恋のお試し期間
振り出しに戻る。



「風邪?」
「いえ」
「じゃあ、どうして?」
「風邪予防ですよ」

翌日の朝。雑誌を見ながら練習した目が大きく見えるばっちりメイクと
自分なりに綺麗めと思う服でキメた里真。当然の事ながら
登山用リュックなんて背負っていない。機能性は悪いが可愛いポーチ。

今までデートっぽいことはしたのにきちんとオシャレしてなかった。

でもこれでデートコーデは完璧。

のはずなのだが男性用の大きいマスクをつけて外に出た。
外で待っていた佐伯は驚いた顔。
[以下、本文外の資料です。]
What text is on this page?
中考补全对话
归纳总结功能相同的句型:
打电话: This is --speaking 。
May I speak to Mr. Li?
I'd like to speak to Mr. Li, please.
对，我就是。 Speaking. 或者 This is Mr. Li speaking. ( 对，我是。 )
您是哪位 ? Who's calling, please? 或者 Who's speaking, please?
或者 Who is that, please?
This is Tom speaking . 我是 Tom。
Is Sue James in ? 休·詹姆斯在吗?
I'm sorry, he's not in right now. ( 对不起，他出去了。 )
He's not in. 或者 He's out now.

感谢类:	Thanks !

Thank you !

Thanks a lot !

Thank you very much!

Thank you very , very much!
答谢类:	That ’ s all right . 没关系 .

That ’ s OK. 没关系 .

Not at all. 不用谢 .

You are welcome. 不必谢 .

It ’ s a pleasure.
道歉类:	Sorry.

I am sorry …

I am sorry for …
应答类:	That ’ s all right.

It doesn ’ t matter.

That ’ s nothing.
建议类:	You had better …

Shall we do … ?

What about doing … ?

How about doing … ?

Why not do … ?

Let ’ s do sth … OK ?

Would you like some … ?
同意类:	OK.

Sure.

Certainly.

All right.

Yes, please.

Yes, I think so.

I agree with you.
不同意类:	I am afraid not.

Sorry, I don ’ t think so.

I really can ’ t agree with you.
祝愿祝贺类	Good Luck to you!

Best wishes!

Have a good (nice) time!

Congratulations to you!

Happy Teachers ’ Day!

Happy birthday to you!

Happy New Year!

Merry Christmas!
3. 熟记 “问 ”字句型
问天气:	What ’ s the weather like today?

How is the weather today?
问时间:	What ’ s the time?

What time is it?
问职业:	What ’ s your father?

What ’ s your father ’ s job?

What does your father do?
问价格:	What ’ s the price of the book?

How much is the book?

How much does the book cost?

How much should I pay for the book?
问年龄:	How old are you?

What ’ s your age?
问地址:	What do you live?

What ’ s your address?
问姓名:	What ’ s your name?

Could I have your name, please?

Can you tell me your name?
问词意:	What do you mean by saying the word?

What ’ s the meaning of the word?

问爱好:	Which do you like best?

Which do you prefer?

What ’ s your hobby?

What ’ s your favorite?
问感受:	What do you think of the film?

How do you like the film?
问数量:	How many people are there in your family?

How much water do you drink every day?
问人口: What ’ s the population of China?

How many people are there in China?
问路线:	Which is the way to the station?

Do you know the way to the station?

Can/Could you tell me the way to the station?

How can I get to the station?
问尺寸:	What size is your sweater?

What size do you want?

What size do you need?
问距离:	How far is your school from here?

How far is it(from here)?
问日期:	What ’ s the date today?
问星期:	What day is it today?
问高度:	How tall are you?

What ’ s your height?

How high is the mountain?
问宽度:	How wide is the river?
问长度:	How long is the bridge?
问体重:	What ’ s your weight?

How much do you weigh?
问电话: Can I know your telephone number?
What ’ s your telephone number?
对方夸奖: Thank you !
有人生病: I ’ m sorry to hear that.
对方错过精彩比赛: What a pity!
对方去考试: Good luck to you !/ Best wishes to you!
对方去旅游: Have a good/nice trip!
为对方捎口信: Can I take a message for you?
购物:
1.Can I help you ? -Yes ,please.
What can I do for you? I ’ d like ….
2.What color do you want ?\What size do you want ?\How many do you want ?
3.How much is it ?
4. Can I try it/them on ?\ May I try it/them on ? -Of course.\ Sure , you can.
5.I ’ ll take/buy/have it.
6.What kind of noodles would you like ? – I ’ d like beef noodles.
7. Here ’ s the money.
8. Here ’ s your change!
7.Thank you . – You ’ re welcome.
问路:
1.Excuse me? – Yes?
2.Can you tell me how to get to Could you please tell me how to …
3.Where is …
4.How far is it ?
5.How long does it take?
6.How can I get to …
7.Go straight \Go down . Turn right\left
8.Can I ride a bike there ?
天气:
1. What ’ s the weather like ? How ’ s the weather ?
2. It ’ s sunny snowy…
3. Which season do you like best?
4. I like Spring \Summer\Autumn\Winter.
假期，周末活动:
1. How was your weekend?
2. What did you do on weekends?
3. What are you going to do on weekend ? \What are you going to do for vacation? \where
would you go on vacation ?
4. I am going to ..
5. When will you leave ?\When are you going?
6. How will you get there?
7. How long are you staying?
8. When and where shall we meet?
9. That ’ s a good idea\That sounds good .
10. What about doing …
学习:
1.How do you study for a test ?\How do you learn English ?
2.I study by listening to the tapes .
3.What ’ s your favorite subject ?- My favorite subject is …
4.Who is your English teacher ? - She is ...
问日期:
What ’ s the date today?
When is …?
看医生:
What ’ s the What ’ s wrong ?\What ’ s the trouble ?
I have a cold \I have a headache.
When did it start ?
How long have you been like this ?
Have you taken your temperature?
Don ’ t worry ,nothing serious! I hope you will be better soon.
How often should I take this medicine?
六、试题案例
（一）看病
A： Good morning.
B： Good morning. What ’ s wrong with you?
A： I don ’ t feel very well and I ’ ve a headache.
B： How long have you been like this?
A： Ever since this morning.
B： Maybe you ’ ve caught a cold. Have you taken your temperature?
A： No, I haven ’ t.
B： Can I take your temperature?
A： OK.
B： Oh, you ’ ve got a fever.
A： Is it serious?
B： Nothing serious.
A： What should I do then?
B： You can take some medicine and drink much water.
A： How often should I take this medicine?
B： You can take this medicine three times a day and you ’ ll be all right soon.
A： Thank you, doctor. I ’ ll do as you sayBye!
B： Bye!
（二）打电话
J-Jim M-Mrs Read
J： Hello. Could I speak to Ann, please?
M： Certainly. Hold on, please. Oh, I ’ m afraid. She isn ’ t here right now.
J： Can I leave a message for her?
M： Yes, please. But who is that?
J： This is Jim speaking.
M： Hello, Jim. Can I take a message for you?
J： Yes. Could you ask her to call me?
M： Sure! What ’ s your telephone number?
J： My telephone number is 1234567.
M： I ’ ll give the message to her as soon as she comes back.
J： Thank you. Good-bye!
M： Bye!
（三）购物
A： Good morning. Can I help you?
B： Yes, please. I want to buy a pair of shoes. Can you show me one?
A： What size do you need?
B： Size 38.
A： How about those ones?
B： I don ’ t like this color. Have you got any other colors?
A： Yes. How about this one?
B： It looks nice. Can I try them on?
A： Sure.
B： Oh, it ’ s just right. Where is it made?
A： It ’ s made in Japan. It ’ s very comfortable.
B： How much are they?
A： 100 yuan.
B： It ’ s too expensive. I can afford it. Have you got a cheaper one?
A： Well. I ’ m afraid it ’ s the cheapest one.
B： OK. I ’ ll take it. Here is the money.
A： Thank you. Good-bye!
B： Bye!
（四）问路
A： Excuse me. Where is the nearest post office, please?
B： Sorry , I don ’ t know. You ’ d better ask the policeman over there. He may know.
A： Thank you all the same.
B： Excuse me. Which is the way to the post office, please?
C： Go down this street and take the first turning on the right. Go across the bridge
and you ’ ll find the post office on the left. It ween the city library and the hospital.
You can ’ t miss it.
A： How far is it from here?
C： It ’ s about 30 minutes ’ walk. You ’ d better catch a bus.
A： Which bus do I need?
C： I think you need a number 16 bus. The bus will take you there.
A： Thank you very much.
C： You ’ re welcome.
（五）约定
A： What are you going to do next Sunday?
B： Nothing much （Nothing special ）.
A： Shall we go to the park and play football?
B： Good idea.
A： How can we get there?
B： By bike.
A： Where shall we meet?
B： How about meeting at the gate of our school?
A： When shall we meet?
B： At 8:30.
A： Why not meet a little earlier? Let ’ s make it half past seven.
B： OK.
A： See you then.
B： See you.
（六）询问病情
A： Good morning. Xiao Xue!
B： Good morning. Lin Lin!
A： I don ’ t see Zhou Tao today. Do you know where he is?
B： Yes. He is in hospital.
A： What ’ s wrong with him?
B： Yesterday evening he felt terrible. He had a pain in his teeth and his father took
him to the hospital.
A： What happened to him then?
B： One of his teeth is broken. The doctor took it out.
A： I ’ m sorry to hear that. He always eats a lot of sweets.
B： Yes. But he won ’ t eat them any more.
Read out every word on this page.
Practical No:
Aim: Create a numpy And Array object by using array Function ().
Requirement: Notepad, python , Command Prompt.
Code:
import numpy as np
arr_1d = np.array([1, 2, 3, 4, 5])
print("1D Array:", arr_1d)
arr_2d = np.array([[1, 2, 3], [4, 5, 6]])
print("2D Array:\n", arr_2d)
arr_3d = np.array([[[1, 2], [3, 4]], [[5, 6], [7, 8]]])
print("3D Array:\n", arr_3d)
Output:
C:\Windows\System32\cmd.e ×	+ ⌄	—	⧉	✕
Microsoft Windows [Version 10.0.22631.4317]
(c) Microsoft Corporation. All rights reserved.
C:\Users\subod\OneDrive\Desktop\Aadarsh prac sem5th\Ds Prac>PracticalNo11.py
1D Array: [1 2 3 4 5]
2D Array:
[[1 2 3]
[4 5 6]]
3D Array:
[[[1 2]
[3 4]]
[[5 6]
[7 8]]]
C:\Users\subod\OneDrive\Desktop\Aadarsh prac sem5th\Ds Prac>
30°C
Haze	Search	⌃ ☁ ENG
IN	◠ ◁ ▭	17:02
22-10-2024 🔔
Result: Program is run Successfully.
風邪ではないのならどうして。

「…そう、なんだ」
「はい」

佐伯は少し不服そうな顔をしながらも気を取り直しとめていた車に乗り込む。
車があるとバスや電車の混雑に疲れなくていい。
里真が家族で出かけるといつもは後部座席で何か食べてるかすぐ寝る。
けど今回はデート。眠気よりも緊張感の方が勝ってさっきから何となくソワソワ。

「ねえ、里真」
「何ですか」
「車の中くらいはマスク外さない?」
「え」
「駄目かな。俺風邪じゃないし。…いや、どうしてもってわけじゃないんだけど」
「じゃあ。このままでいいです」

里真の言葉に沈黙する佐伯。そのまま30分ほど特に会話も無く車は進み。

「やっぱり我慢できない。里真の顔が見たい」
「び、ビックリした。慶吾さんこそ何処か悪いのかと思った」

車が赤信号で止まったらいきなり此方を見て真顔で言ってきた。
ずっと塞ぎこんでいた佐伯。
昨日のこともあってやはりまだ尾を引いているのかと
里真も気を使って黙っていたのだが。

「可愛い」

驚きながらもこんな真面目に言われると渋々マスクを外す里真。
そこには未だに赤い鼻をしている顔。何時も以上に凄く不細工。
弟にも母にもそして普段は無口な父にまでマスクしていけと言われた。

「可愛くないです。ほら、前見て。…もうやだ」

酷い顔にすぐにマスクを戻し車も走り出す。佐伯はとりあえず今は満足したようだ。
月曜日もこのままだったらきっと朝矢田に思いっきり笑われるのだろう。
佐伯は笑ったりしないからいいけど、彼の場合は確実に笑うから嫌だ。

それから暫くして無事に目的地の遊園地に到着。